This Unlikely City Will Be America’s Next Fitness Capital

Spurred by rapid development, the Music City is turning into the Muscle City

Two images: a road race in Nashville on the left, a view of the Nashville skyline on the right.

A tech boom has led directly into a fitness boom. We make sense of it all.

By Tanner Garrity

It feels a little weird to be writing this article, because just a month ago I experienced what was hands down my unhealthiest weekend of the year…in Nashville, Tennessee.

I visited for a bachelor party, as one does, and did precisely what was asked of me: drank beers in an Airbnb, ate fried things in orange sauces, drank beers on a pontoon, slept a nightly average of three hours on a couch, drank beers up and down Broadway. Maybe I’ve lost my fastball, because I got home Sunday and didn’t really recover until Thursday. I’m not saying it wasn’t a big bag of fun — but I don’t see myself returning for a few years.

And yet, the city is more than a den of iniquity for thirsty transients. People — my Millennial and Gen Z peers — are willingly moving there, fueling a regional boom. From 2020 to 2024, the Nashville metro area saw a 6.4% population gain (well outpacing the national average of 2.6%).

What’s fueling the rapid growth? Jobs, of course — and specifically tech jobs. There was a 17% increase in available tech jobs from 2017 to 2022, according to a report by the Great Nashville Technology Council and Middle Tennessee State University. The trend speaks to a larger movement across the South, as cities like Atlanta, Austin, Charlotte and Raleigh have leveraged affordable housing, lower taxes and university promiximity to swipe talent away from New York and the Bay Area.

Nashville’s tech scene now contributes over $7 billion to the local economy, with behemoths like Amazon and Oracle building or leasing literal millions of square feet in its downtown, while local startups in fintech, healthcare and AI start their operations from scratch.

The Tennessee capital’s transformation has had a fascinating consequence: Nashville is going to be America’s next fitness-crazed city. It’s all but a guarantee. Take a look at McKinsey’s wellness spending pies. Young professionals “tend to purchase across a wider range of discretionary products, including health-tracking devices, massage tools, IV drips, and beauty and mindfulness apps.”

As younger cohorts relocate to Nashville — for those well-paid tech jobs — they’ll certainly have more to spend online. But they’ll increasingly have more wellness options right in front of them, too, as the city trains itself to cater to a certain kind of health-focused (perhaps even optimization-obsessed?) employee.

Equinox announced it will open its first Nashville location in the Gulch — the city’s upscale development hub — then said, screw it, we’re going to open a luxury fitness hotel as well. Padel Haus, purveyor of an alternative racquet sport for elites, just opened eight state-of-the-art courts — and this outpost includes that robo-massage you’ve likely seen online, from Aescape.

What else? Just: a modern Pilates studio, studios proffering lymphatic drainage massage, six different places to try “cold therapy,” an F45 Training gym every two miles, HYROX-approved training clubs and a gargantuan run club presence.
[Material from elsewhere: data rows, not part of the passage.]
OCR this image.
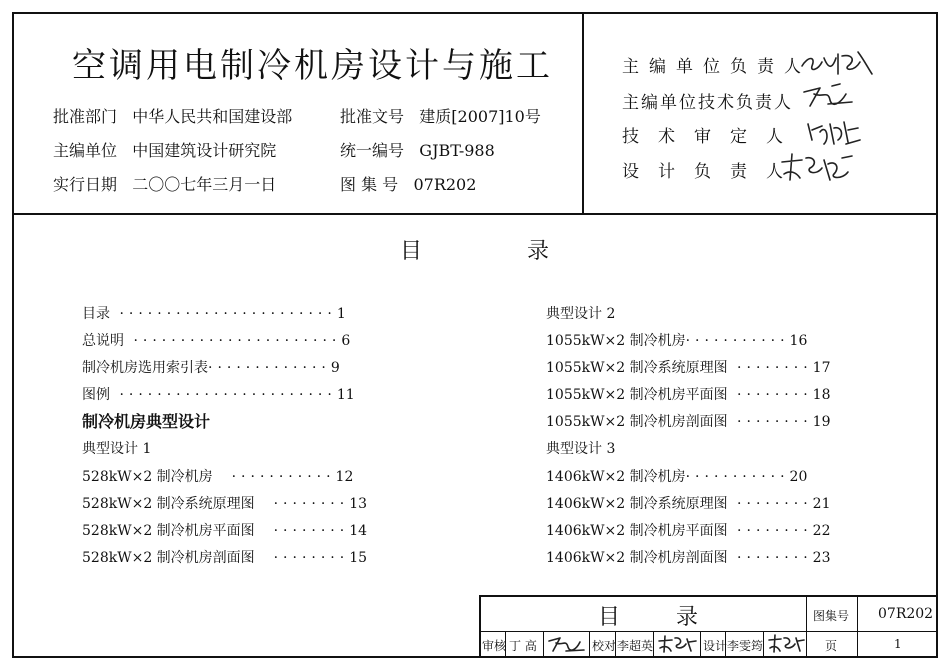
空调用电制冷机房设计与施工
批准部门 中华人民共和国建设部	批准文号 建质[2007]10号
主编单位 中国建筑设计研究院	统一编号 GJBT-988
实行日期 二〇〇七年三月一日	图 集 号 07R202
主编单位负责人
主编单位技术负责人
技术审定人
设计负责人
目	录
目录 ······················· 1
总说明 ······················ 6
制冷机房选用索引表 ············· 9
图例 ······················· 11
制冷机房典型设计
典型设计 1
528kW×2 制冷机房 ··········· 12
528kW×2 制冷系统原理图 ········ 13
528kW×2 制冷机房平面图 ········ 14
528kW×2 制冷机房剖面图 ········ 15
典型设计 2
1055kW×2 制冷机房 ··········· 16
1055kW×2 制冷系统原理图 ········ 17
1055kW×2 制冷机房平面图 ········ 18
1055kW×2 制冷机房剖面图 ········ 19
典型设计 3
1406kW×2 制冷机房 ··········· 20
1406kW×2 制冷系统原理图 ········ 21
1406kW×2 制冷机房平面图 ········ 22
1406kW×2 制冷机房剖面图 ········ 23
目	录	图集号 07R202
审核 丁 高	校对 李超英	设计 李雯筠	页	1
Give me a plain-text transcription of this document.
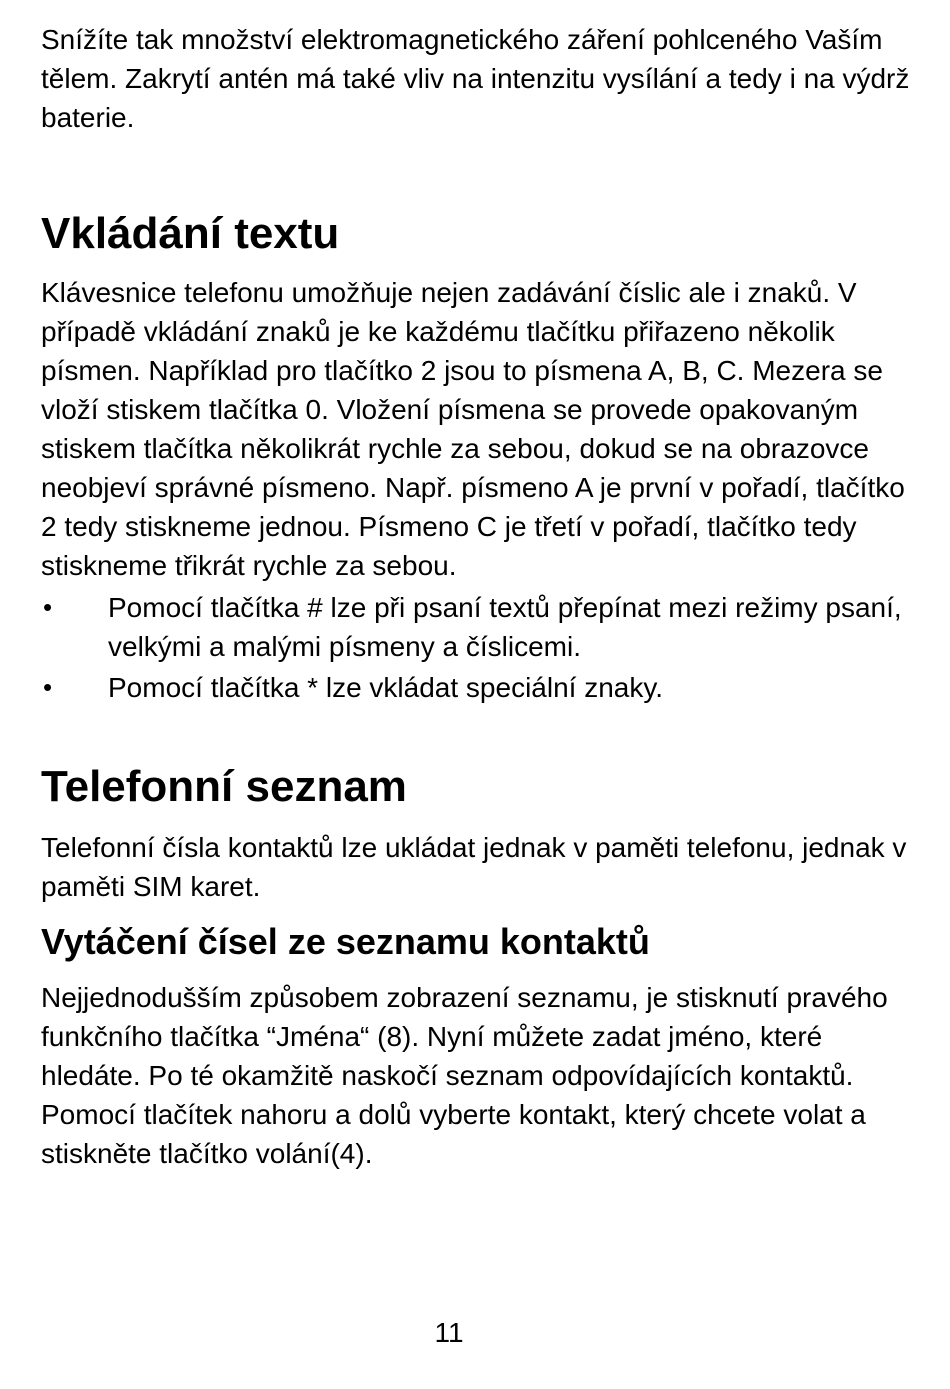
Snížíte tak množství elektromagnetického záření pohlceného Vaším tělem. Zakrytí antén má také vliv na intenzitu vysílání a tedy i na výdrž baterie.

Vkládání textu

Klávesnice telefonu umožňuje nejen zadávání číslic ale i znaků. V případě vkládání znaků je ke každému tlačítku přiřazeno několik písmen. Například pro tlačítko 2 jsou to písmena A, B, C. Mezera se vloží stiskem tlačítka 0. Vložení písmena se provede opakovaným stiskem tlačítka několikrát rychle za sebou, dokud se na obrazovce neobjeví správné písmeno. Např. písmeno A je první v pořadí, tlačítko 2 tedy stiskneme jednou. Písmeno C je třetí v pořadí, tlačítko tedy stiskneme třikrát rychle za sebou.

• Pomocí tlačítka # lze při psaní textů přepínat mezi režimy psaní, velkými a malými písmeny a číslicemi.
• Pomocí tlačítka * lze vkládat speciální znaky.
Telefonní seznam

Telefonní čísla kontaktů lze ukládat jednak v paměti telefonu, jednak v paměti SIM karet.

Vytáčení čísel ze seznamu kontaktů

Nejjednodušším způsobem zobrazení seznamu, je stisknutí pravého funkčního tlačítka “Jména“ (8). Nyní můžete zadat jméno, které hledáte. Po té okamžitě naskočí seznam odpovídajících kontaktů.

Pomocí tlačítek nahoru a dolů vyberte kontakt, který chcete volat a stiskněte tlačítko volání(4).

11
And this is to say nothing of the fast-casual salad spots, markets and smoothie counters that will continue to open in the coming years, too.

This growth isn’t going anywhere, and not just on account of spending habits. It’s a shift in mindset. Nashville is still going to be a top-three bachelor and bachelorette destination. Its downtown won’t look any less debaucherous on a Saturday night. But the people who still live there on Monday morning will steer the city towards its work hard, play hard, workout hard future.
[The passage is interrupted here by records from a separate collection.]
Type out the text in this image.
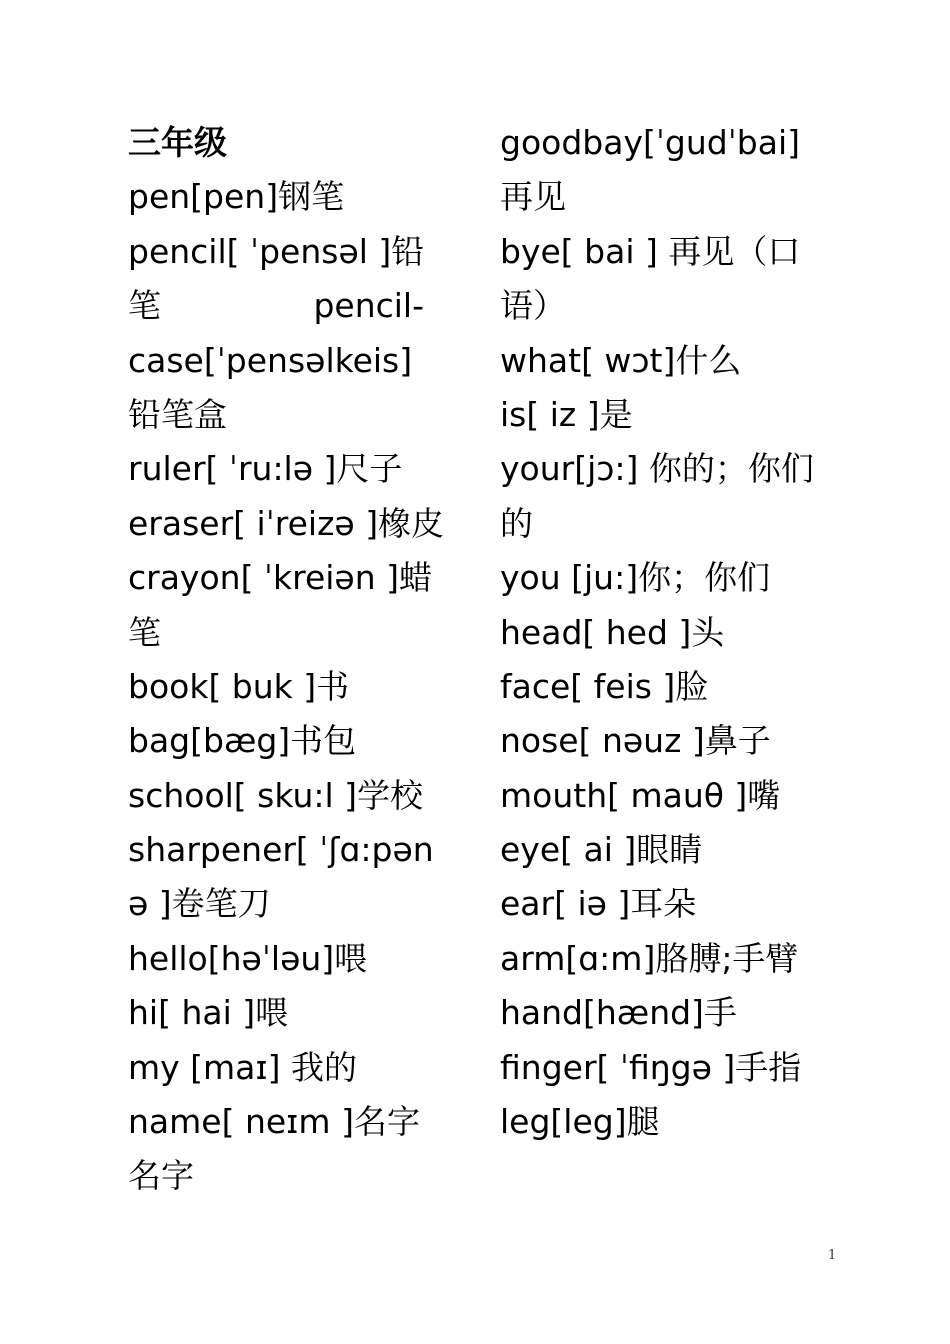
三年级
pen[pen]钢笔
pencil[ ˈpensəl ]铅
笔	pencil-
case[ˈpensəlkeis]
铅笔盒
ruler[ ˈru:lə ]尺子
eraser[ iˈreizə ]橡皮
crayon[ ˈkreiən ]蜡
笔
book[ buk ]书
bag[bæg]书包
school[ sku:l ]学校
sharpener[ ˈʃɑ:pən
ə ]卷笔刀
hello[həˈləu]喂
hi[ hai ]喂
my [maɪ] 我的
name[ neɪm ]名字
名字
goodbay[ˈgudˈbai]
再见
bye[ bai ] 再见（口
语）
what[ wɔt]什么
is[ iz ]是
your[jɔ:] 你的；你们
的
you [ju:]你；你们
head[ hed ]头
face[ feis ]脸
nose[ nəuz ]鼻子
mouth[ mauθ ]嘴
eye[ ai ]眼睛
ear[ iə ]耳朵
arm[ɑ:m]胳膊;手臂
hand[hænd]手
finger[ ˈfiŋgə ]手指
leg[leg]腿
1
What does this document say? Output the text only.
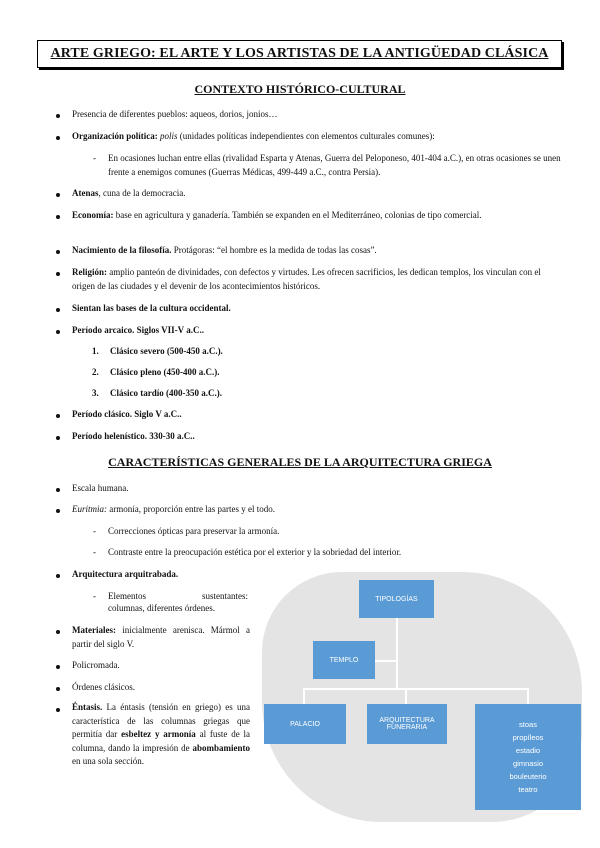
ARTE GRIEGO: EL ARTE Y LOS ARTISTAS DE LA ANTIGÜEDAD CLÁSICA
CONTEXTO HISTÓRICO-CULTURAL
Presencia de diferentes pueblos: aqueos, dorios, jonios…
Organización política: polis (unidades políticas independientes con elementos culturales comunes):
- En ocasiones luchan entre ellas (rivalidad Esparta y Atenas, Guerra del Peloponeso, 401-404 a.C.), en otras ocasiones se unen frente a enemigos comunes (Guerras Médicas, 499-449 a.C., contra Persia).
Atenas, cuna de la democracia.
Economía: base en agricultura y ganadería. También se expanden en el Mediterráneo, colonias de tipo comercial.
Nacimiento de la filosofía. Protágoras: “el hombre es la medida de todas las cosas”.
Religión: amplio panteón de divinidades, con defectos y virtudes. Les ofrecen sacrificios, les dedican templos, los vinculan con el origen de las ciudades y el devenir de los acontecimientos históricos.
Sientan las bases de la cultura occidental.
Período arcaico. Siglos VII-V a.C..
1. Clásico severo (500-450 a.C.).
2. Clásico pleno (450-400 a.C.).
3. Clásico tardío (400-350 a.C.).
Período clásico. Siglo V a.C..
Período helenístico. 330-30 a.C..
CARACTERÍSTICAS GENERALES DE LA ARQUITECTURA GRIEGA
Escala humana.
Euritmia: armonía, proporción entre las partes y el todo.
- Correcciones ópticas para preservar la armonía.
- Contraste entre la preocupación estética por el exterior y la sobriedad del interior.
Arquitectura arquitrabada.
- Elementos sustentantes:
columnas, diferentes órdenes.
Materiales: inicialmente arenisca. Mármol a partir del siglo V.
Policromada.
Órdenes clásicos.
Éntasis. La éntasis (tensión en griego) es una característica de las columnas griegas que permitía dar esbeltez y armonía al fuste de la columna, dando la impresión de abombamiento en una sola sección.
TIPOLOGÍAS
TEMPLO
PALACIO	ARQUITECTURA FUNERARIA	stoas
propíleos
estadio
gimnasio
bouleuterio
teatro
Is this a good thing? Don’t look at me. I’m just a guy who drank too many Bud Lights in Nashville a month ago.

But I can offer this: at the individual level, reorienting your life around wellness can be life-changing. It can fuel you with daily purpose, introduce you to vibrant communities and compel you to look at your immediate world in an entirely new way. For instance: Nashvillians have over one-hundred miles of bike trails within spitting distance of downtown.

Still, I’d be wary of the ways in which a local focus on wellness can cultivate yet another hyper-competitive, capitalist arena. Consider: that same McKinsey report pointed out that younger professionals report higher levels of burnout and worse overall health. Wellness should be an escape for exhausted employees, but instead turns into a compulsion, just another opportunity to prove that you can keep up. This is so brutally obvious in New York City, which has served as a modern fitness capital since well before the pandemic.

Finally, an explosion like this can hurt other, smaller sectors of Nashville’s economy — and twist locals’ understanding of what wellness even means (or should look like). Ironically, a movement catalyzed by the city’s newcomers can ostracize its newest newcomers. As Bella Zavala wrote for The Vanderbilt Hustler: “College students…do not have the funds or are unwilling to spend the money it takes to keep up with this lifestyle.”

Zavala also pointed out that many weekend party groups squeeze locals like herself out of workout classes, by booking all the morning slots in an attempt to sweat out the toxins. I’m proud (I guess?) to report that we did no such thing. But at the same time, it’s possible that a good workout was just what we needed.